At the time, Iyanla says she had a staff of 21 employees and a mortgage payment. She also owed the IRS $30,000 a month. "I would wake up on the first of the month owing about $84,000 a month, every month," Iyanla says.
Iyanla knew it was time to start over.
How did Iyanla begin to move forward? "I rent instead of own. I shop at Wal-Mart. I do a lot more of my own cooking," she says. "I have a new normal. I have a lot fewer needs. I have absolutely no savings. I wouldn't say that I'm broke. I would say that I'm working class poor. I don't look like I'm dying of starvation."
Iyanla now fills her life with things she says are more fulfilling, like scrapbooking and making her own soaps, which she sells locally. "It's something that I do not do to become rich and famous but simply for the joy and the peace of it," Iyanla says.

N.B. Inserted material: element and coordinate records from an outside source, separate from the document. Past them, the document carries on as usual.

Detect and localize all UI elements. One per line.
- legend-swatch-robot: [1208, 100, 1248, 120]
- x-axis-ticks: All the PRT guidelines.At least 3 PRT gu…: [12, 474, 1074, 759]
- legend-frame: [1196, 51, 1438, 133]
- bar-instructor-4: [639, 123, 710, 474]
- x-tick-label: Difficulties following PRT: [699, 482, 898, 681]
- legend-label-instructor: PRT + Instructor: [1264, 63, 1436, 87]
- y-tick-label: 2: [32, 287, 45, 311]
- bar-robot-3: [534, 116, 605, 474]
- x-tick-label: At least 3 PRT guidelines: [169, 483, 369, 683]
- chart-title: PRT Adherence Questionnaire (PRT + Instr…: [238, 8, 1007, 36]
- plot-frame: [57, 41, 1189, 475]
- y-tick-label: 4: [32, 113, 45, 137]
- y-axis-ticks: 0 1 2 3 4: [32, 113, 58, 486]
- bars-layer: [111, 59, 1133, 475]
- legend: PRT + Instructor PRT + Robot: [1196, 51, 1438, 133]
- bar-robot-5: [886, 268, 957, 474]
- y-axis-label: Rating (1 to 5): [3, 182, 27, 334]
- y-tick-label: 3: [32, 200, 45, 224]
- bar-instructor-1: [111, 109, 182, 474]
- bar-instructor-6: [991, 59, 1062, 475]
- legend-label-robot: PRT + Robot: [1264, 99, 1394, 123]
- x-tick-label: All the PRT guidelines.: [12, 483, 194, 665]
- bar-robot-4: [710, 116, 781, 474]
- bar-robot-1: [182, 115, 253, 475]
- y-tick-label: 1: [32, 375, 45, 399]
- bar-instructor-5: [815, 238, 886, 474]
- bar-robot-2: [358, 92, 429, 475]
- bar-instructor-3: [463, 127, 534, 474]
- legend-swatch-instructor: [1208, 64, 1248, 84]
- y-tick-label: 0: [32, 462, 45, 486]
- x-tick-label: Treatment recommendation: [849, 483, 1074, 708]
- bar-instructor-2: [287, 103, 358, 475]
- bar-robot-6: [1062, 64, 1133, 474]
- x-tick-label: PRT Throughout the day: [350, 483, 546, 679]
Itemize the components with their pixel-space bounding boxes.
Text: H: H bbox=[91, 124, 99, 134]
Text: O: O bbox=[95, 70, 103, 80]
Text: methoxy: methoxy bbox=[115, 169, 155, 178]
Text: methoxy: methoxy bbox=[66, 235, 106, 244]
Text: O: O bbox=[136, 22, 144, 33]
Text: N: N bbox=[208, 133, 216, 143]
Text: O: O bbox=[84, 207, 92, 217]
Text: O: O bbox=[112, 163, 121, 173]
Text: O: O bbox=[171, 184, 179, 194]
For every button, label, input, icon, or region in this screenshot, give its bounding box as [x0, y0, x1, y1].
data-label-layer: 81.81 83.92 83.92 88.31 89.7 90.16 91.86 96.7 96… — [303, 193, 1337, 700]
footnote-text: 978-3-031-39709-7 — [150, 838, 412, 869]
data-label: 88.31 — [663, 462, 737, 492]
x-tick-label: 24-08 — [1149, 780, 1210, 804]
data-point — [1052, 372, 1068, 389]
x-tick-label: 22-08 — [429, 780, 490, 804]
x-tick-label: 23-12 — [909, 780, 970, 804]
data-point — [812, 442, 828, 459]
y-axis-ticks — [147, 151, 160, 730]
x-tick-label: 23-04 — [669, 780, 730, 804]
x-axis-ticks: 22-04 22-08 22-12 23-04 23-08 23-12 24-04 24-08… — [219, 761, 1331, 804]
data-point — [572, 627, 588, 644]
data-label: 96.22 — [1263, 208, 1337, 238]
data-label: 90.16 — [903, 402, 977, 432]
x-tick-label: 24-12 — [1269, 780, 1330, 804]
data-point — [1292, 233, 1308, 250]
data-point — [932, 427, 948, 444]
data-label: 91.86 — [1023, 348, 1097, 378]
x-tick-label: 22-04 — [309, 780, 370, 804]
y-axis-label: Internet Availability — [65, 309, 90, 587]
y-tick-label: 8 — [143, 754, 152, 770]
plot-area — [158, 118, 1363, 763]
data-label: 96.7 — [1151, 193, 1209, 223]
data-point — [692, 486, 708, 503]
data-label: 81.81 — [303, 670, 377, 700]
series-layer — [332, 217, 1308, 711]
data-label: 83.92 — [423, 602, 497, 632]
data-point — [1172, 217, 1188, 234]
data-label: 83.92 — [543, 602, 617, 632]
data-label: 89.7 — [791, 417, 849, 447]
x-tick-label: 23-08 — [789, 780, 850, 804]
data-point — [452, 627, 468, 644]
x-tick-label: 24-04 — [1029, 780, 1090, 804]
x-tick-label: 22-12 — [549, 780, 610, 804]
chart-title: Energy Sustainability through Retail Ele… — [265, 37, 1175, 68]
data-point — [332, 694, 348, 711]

These days, Iyanla says she has "peace on the inside and the outside." "Before I think I had it on the outside, but there were rumblings on the inside," she says. "So I learned what to do to keep myself peaceful." Instead of living from check to check, she's living prayer to prayer.
"I don't need a check," she says. "I got a God, and that is the peace that allows me to be okay right here right where I am."
Iyanla believes she had to write Peace from Broken Pieces to get her started on the next leg of the journey. "People are suffering all over the world and in our country and like me, I think many of us have to learn that it's not about things and it's not about money. It's not about your doingness," Iyanla says. "It's about your beingness."
Now, Iyanla is ready to start living the rest of her life and would like to help families dealing with problems that get passed down from generation to generation. "What God has for me, it is for me. As it unfolds, I'll accept it," she says. "That's what it's about for me. I now know how to receive."